Actuellement suivi par un thérapeute, Maxence (prénom d'emprunt), exerçant le métier de chauffeur poids lourds, devait s'expliquer devant la barre du tribunal de Tournai pour détention de matériel pédopornographique. Cependant, ce n'est pas la première fois que le prévenu se retrouvait devant le juge pour ce type de faits.

"Je ne conteste pas. J'ai un suivi avec un thérapeute et mon épouse me surveille beaucoup depuis les faits. Si elle devait me quitter, je ne sais pas ce que je ferais. L'apport que donne mon épouse est essentiel", déclare Maxence.

Plus de 7 000 fichiers saisis

Lors de l'audience, le représentant du ministère public n'a pas hésité à témoigner sa surprise lorsqu'il a parcouru le dossier de Maxence.

"Ce dossier m'a laissé bouche bée. Le prévenu se masturbait sur des photos d'enfants. Plus de 7 000 fichiers pédopornographiques ont été retrouvés et saisis à son domicile. Il photographiait de jeunes enfants âgés entre 4 et 16 ans en maillot de bain à la piscine lors de ses vacances. Il a d'ailleurs précisé que cela lui procurait du plaisir. Il représente donc un réel danger, je ne suis absolument pas rassuré. Il ne faut absolument plus que le prévenu ait accès à du matériel informatique. Je n'ose même pas imaginer ce qu'il serait capable de faire seul avec un enfant, c'est réellement une situation alarmante. Comme il a récidivé et vu le nombre de fichiers retrouvés, je requiers une peine de 37 mois d'emprisonnement à son égard".

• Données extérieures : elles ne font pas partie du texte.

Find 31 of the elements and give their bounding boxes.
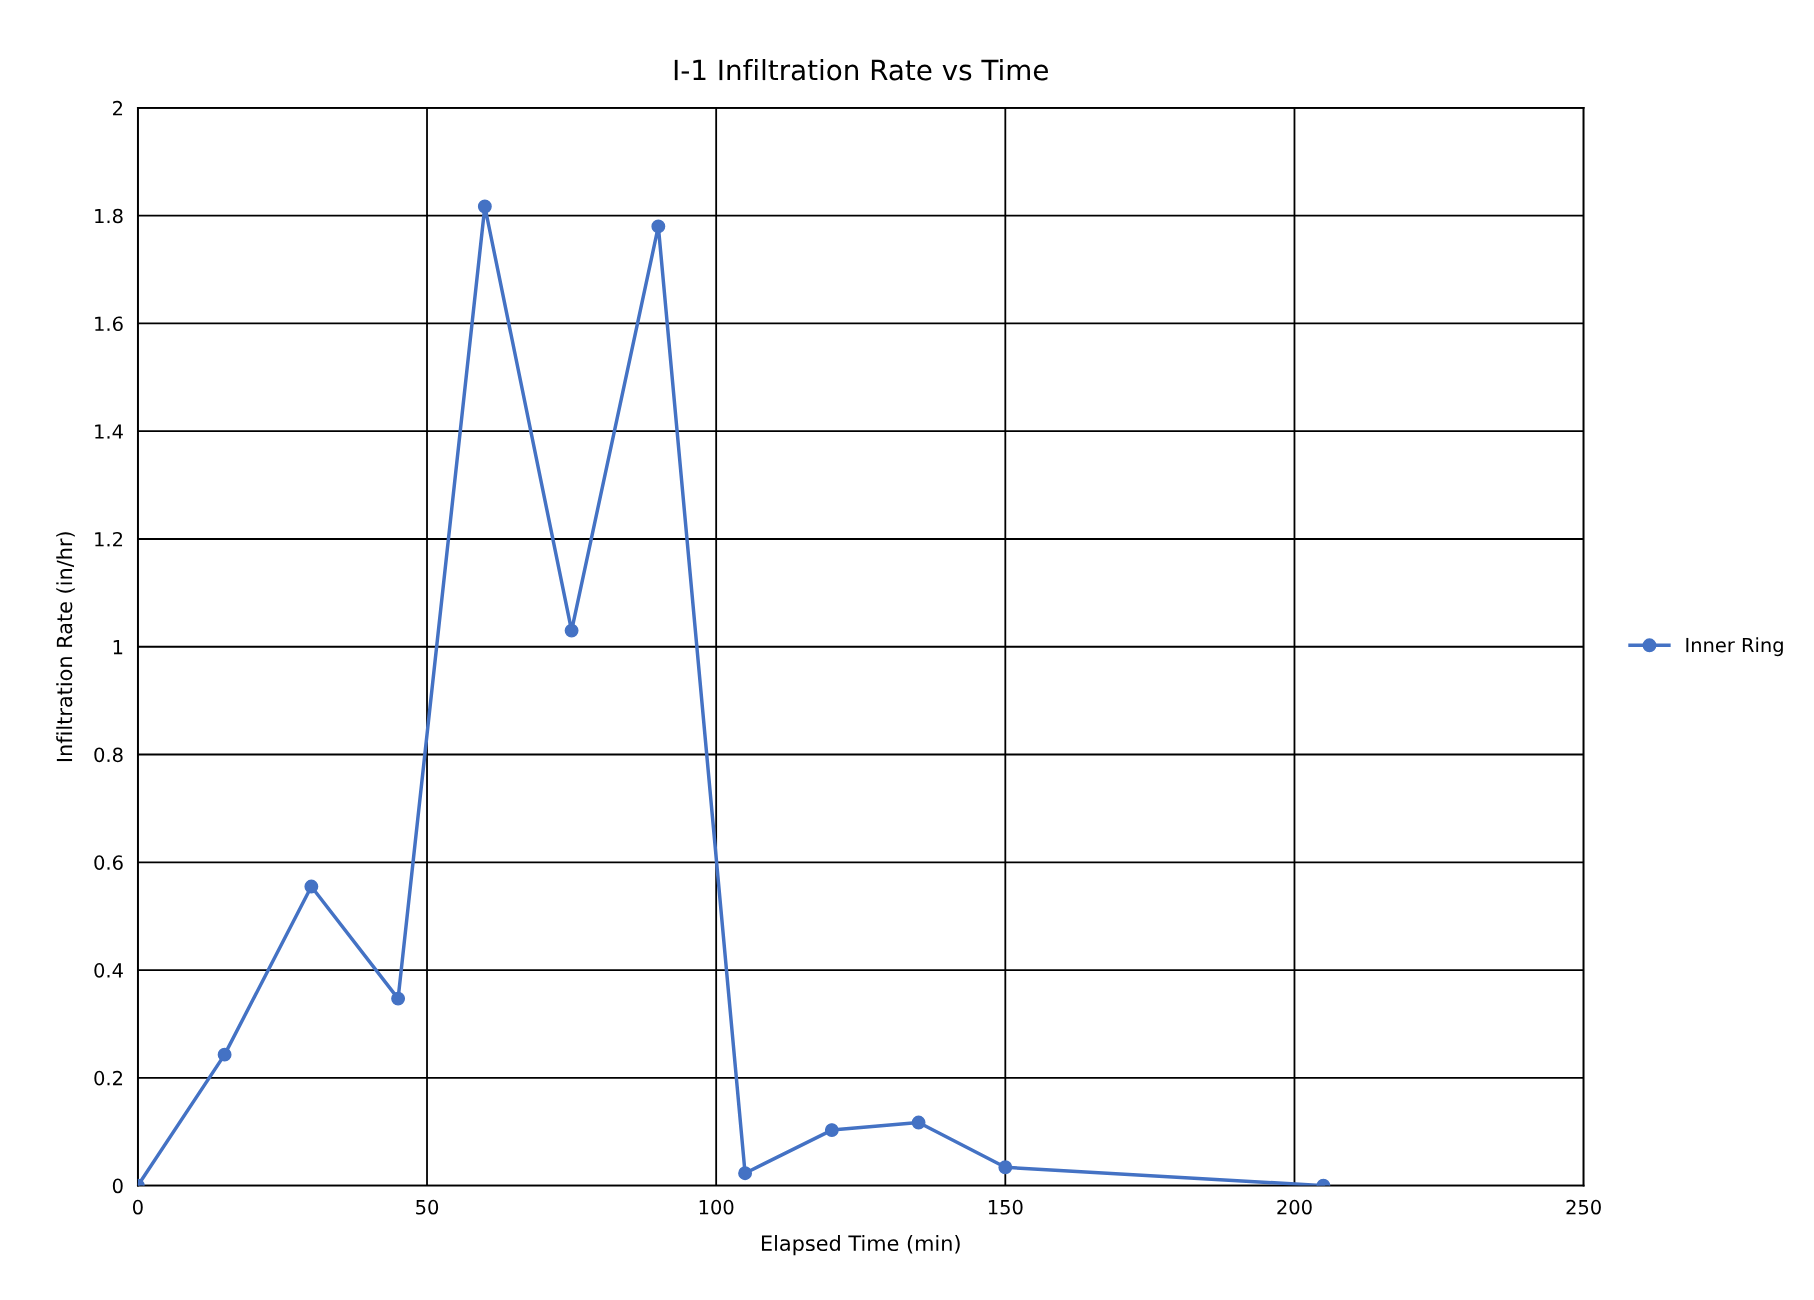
y-axis-title: Infiltration Rate (in/hr) [56, 532, 75, 762]
point [564, 623, 579, 638]
point [651, 219, 666, 234]
point [911, 1115, 926, 1130]
x-tick-label: 250 [1566, 1199, 1601, 1215]
x-tick-label: 50 [416, 1199, 439, 1215]
x-tick-label: 200 [1277, 1199, 1312, 1215]
x-axis-title: Elapsed Time (min) [761, 1234, 960, 1256]
point [824, 1123, 839, 1138]
x-tick-label: 100 [699, 1199, 734, 1215]
y-tick-label: 1 [113, 639, 123, 655]
y-tick-label: 1.2 [95, 531, 123, 547]
y-tick-label: 1.8 [95, 208, 123, 224]
point [738, 1166, 753, 1181]
y-tick-label: 0.2 [94, 1070, 123, 1086]
point [217, 1047, 232, 1062]
y-tick-label: 1.6 [95, 316, 123, 332]
y-tick-label: 2 [113, 100, 123, 116]
x-tick-label: 150 [988, 1199, 1023, 1215]
y-tick-label: 0.6 [94, 855, 123, 870]
chart-title: I-1 Infiltration Rate vs Time [674, 59, 1048, 81]
point [391, 991, 406, 1006]
point [477, 199, 492, 214]
y-tick-label: 0.4 [94, 963, 123, 978]
y-tick-label: 0.8 [94, 747, 123, 763]
y-tick-label: 0 [112, 1178, 123, 1194]
y-tick-label: 1.4 [95, 424, 123, 439]
point [304, 879, 319, 894]
point [998, 1160, 1013, 1175]
x-tick-label: 0 [132, 1199, 143, 1215]
legend-label: Inner Ring [1686, 637, 1783, 657]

L'avocat du prévenu a également été interpellé par le casier judiciaire de son client et est bien conscient qu'il a une réelle addiction pour images pédopornographiques. 

"Mon client a directement avoué les faits et il ne les minimise pas. Il reconnaît que c'est une addiction depuis 2014. Il avait eu un bon suivi thérapeutique mais en 2019, il a repassé à l'acte car le contact avec le thérapeute ne fonctionnait pas. Le suivi a donc été interrompu. Maxence rentrait alors de son travail et allait immédiatement sur son ordinateur où il emmagasinait de nombreuses photos. Malgré tout, son épouse est toujours restée à ses côtés et depuis son suivi thérapeutique, tout se passe bien pour lui. Je sollicite donc un sursis probatoire à condition que mon client poursuive sa thérapie, qu'il n'ait pas de contact avec des mineurs et qu'il ne détienne plus de matériel informatique".

Pour conclure, le prévenu a demandé devant la barre une seconde chance afin de retrouver une vie normale.

Le jugement sera prononcé le 20 mai.